Wednesday, August 15, 2012


     I still collect shells and anticipate the day when my parents finally tell me I can have the collection from the Phillipines. The shells start their lives in the water, the ocean I still love so much, and I can remember my parents bringing them to the surface.
      The most dangerous ones were the Cone shells, beautiful but deadly in their sting. My father was once involved in trying to save one of the local village children after she had gotten stung, but knowing there was nothing he could do. I cried a lot for that little girl that was close to my age. My parents clung to me much harder those first few days afterward. The first time we went back, they were very protective of me going near the water. I guess that witnessing first hand what these lovely beauties could do made both my parents but especially my father realize how close I had come to death. I received many lessons afterward on identifying the deadly ones, but most of the time, I simply steered clear of the cone shaped ones. I would tell an adult when I found one, and they would remove them from the water.

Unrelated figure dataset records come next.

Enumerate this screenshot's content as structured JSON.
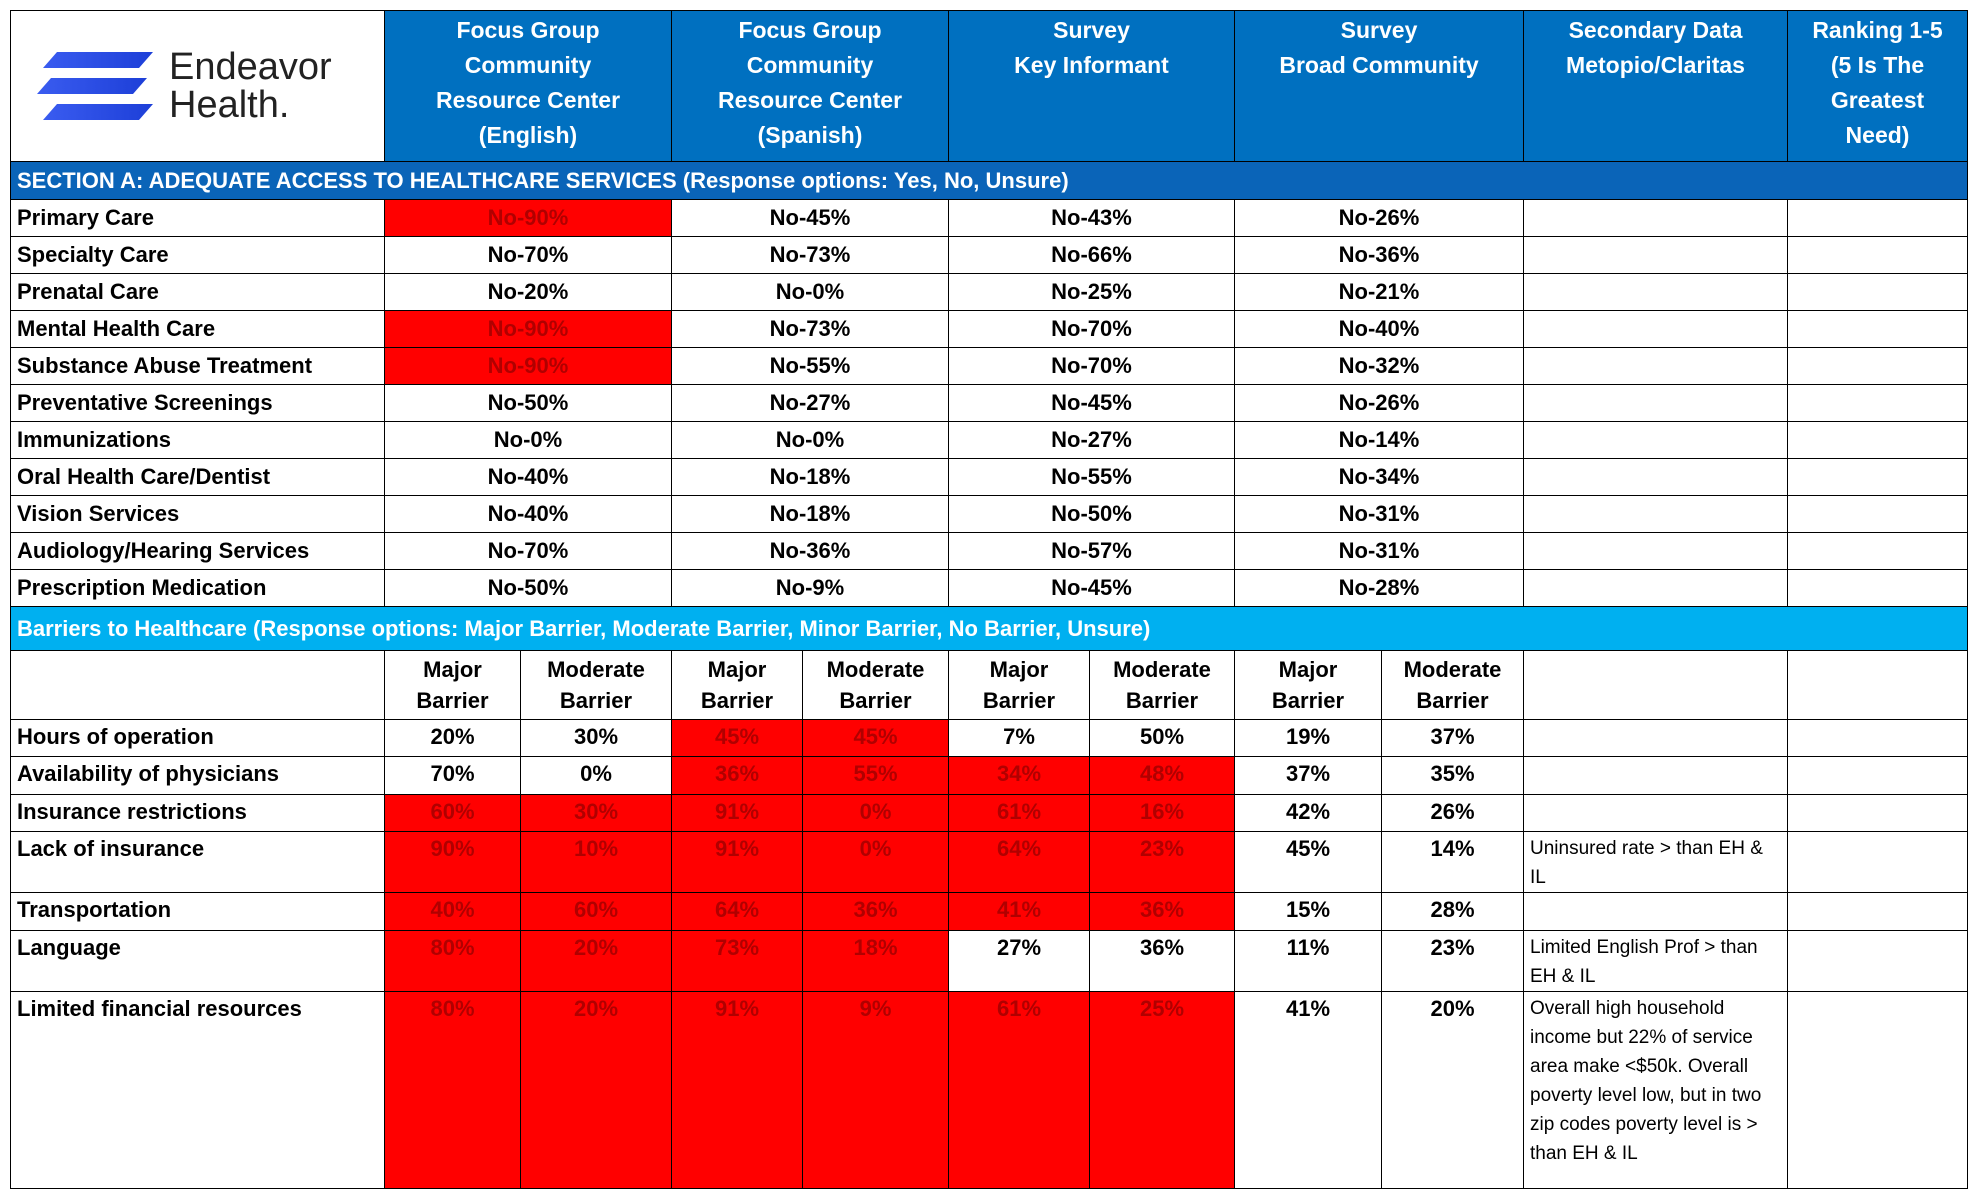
{
  "header": {
    "logo_line1": "Endeavor",
    "logo_line2": "Health.",
    "columns": [
      [
        "Focus Group",
        "Community",
        "Resource Center",
        "(English)"
      ],
      [
        "Focus Group",
        "Community",
        "Resource Center",
        "(Spanish)"
      ],
      [
        "Survey",
        "Key Informant"
      ],
      [
        "Survey",
        "Broad Community"
      ],
      [
        "Secondary Data",
        "Metopio/Claritas"
      ],
      [
        "Ranking 1-5",
        "(5 Is The",
        "Greatest",
        "Need)"
      ]
    ]
  },
  "section_a": {
    "title": "SECTION A: ADEQUATE ACCESS TO HEALTHCARE  SERVICES (Response options: Yes, No, Unsure)",
    "rows": [
      {
        "label": "Primary Care",
        "values": [
          "No-90%",
          "No-45%",
          "No-43%",
          "No-26%"
        ],
        "highlight": [
          true,
          false,
          false,
          false
        ]
      },
      {
        "label": "Specialty Care",
        "values": [
          "No-70%",
          "No-73%",
          "No-66%",
          "No-36%"
        ],
        "highlight": [
          false,
          false,
          false,
          false
        ]
      },
      {
        "label": "Prenatal Care",
        "values": [
          "No-20%",
          "No-0%",
          "No-25%",
          "No-21%"
        ],
        "highlight": [
          false,
          false,
          false,
          false
        ]
      },
      {
        "label": "Mental Health Care",
        "values": [
          "No-90%",
          "No-73%",
          "No-70%",
          "No-40%"
        ],
        "highlight": [
          true,
          false,
          false,
          false
        ]
      },
      {
        "label": "Substance Abuse Treatment",
        "values": [
          "No-90%",
          "No-55%",
          "No-70%",
          "No-32%"
        ],
        "highlight": [
          true,
          false,
          false,
          false
        ]
      },
      {
        "label": "Preventative Screenings",
        "values": [
          "No-50%",
          "No-27%",
          "No-45%",
          "No-26%"
        ],
        "highlight": [
          false,
          false,
          false,
          false
        ]
      },
      {
        "label": "Immunizations",
        "values": [
          "No-0%",
          "No-0%",
          "No-27%",
          "No-14%"
        ],
        "highlight": [
          false,
          false,
          false,
          false
        ]
      },
      {
        "label": "Oral Health Care/Dentist",
        "values": [
          "No-40%",
          "No-18%",
          "No-55%",
          "No-34%"
        ],
        "highlight": [
          false,
          false,
          false,
          false
        ]
      },
      {
        "label": "Vision Services",
        "values": [
          "No-40%",
          "No-18%",
          "No-50%",
          "No-31%"
        ],
        "highlight": [
          false,
          false,
          false,
          false
        ]
      },
      {
        "label": "Audiology/Hearing Services",
        "values": [
          "No-70%",
          "No-36%",
          "No-57%",
          "No-31%"
        ],
        "highlight": [
          false,
          false,
          false,
          false
        ]
      },
      {
        "label": "Prescription Medication",
        "values": [
          "No-50%",
          "No-9%",
          "No-45%",
          "No-28%"
        ],
        "highlight": [
          false,
          false,
          false,
          false
        ]
      }
    ]
  },
  "barriers": {
    "title": "Barriers to Healthcare (Response options: Major Barrier, Moderate Barrier, Minor Barrier, No Barrier, Unsure)",
    "subheaders": [
      "Major Barrier",
      "Moderate Barrier"
    ],
    "rows": [
      {
        "label": "Hours of operation",
        "values": [
          "20%",
          "30%",
          "45%",
          "45%",
          "7%",
          "50%",
          "19%",
          "37%"
        ],
        "highlight": [
          false,
          false,
          true,
          true,
          false,
          false,
          false,
          false
        ]
      },
      {
        "label": "Availability of physicians",
        "values": [
          "70%",
          "0%",
          "36%",
          "55%",
          "34%",
          "48%",
          "37%",
          "35%"
        ],
        "highlight": [
          false,
          false,
          true,
          true,
          true,
          true,
          false,
          false
        ]
      },
      {
        "label": "Insurance restrictions",
        "values": [
          "60%",
          "30%",
          "91%",
          "0%",
          "61%",
          "16%",
          "42%",
          "26%"
        ],
        "highlight": [
          true,
          true,
          true,
          true,
          true,
          true,
          false,
          false
        ]
      },
      {
        "label": "Lack of insurance",
        "values": [
          "90%",
          "10%",
          "91%",
          "0%",
          "64%",
          "23%",
          "45%",
          "14%"
        ],
        "highlight": [
          true,
          true,
          true,
          true,
          true,
          true,
          false,
          false
        ],
        "note": "Uninsured rate > than EH & IL"
      },
      {
        "label": "Transportation",
        "values": [
          "40%",
          "60%",
          "64%",
          "36%",
          "41%",
          "36%",
          "15%",
          "28%"
        ],
        "highlight": [
          true,
          true,
          true,
          true,
          true,
          true,
          false,
          false
        ]
      },
      {
        "label": "Language",
        "values": [
          "80%",
          "20%",
          "73%",
          "18%",
          "27%",
          "36%",
          "11%",
          "23%"
        ],
        "highlight": [
          true,
          true,
          true,
          true,
          false,
          false,
          false,
          false
        ],
        "note": "Limited English Prof > than EH & IL"
      },
      {
        "label": "Limited financial resources",
        "values": [
          "80%",
          "20%",
          "91%",
          "9%",
          "61%",
          "25%",
          "41%",
          "20%"
        ],
        "highlight": [
          true,
          true,
          true,
          true,
          true,
          true,
          false,
          false
        ],
        "note": "Overall high household income but 22% of service area make <$50k. Overall poverty level low, but in two zip codes poverty level is > than EH & IL"
      }
    ]
  }
}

     There are dozens of shells, colorful and plain, fragile and hard as rocks. They all succumbed to the ant bed that my mother placed them in out  by the back of the house. Those ants ate well, cleaning every shell so carefully they barely needed washing when we dug them up 2 weeks later after giving the ants another free meal nearby. We then displayed them in our home along with our fish caught wild and brought home to our tank. The shells had their own shelf along with the glass animals my parents collected at the base Commissary. I can remember dusting each shell carefully over the years before placing them back on the shelf that they were displayed upon. My father had spent hours researching the proper names for these beautiful gifts from the sea~giving them both the scientific and common names. He would carefully scotch tape these painstakingly hand lettered papers to their undersides. This is the old school scotch tape, the kind that deteriorates with age, both yellowing and losing it's grip with the surface it was originally adhered upon.

      Wonderful memories from the sea continue to haunt me to this day, giving me a knowledge and love for the ocean that continues to this day. The shells remain in a box, carefully wrapped in tissues and paper, waiting for the day that they get to see the light again.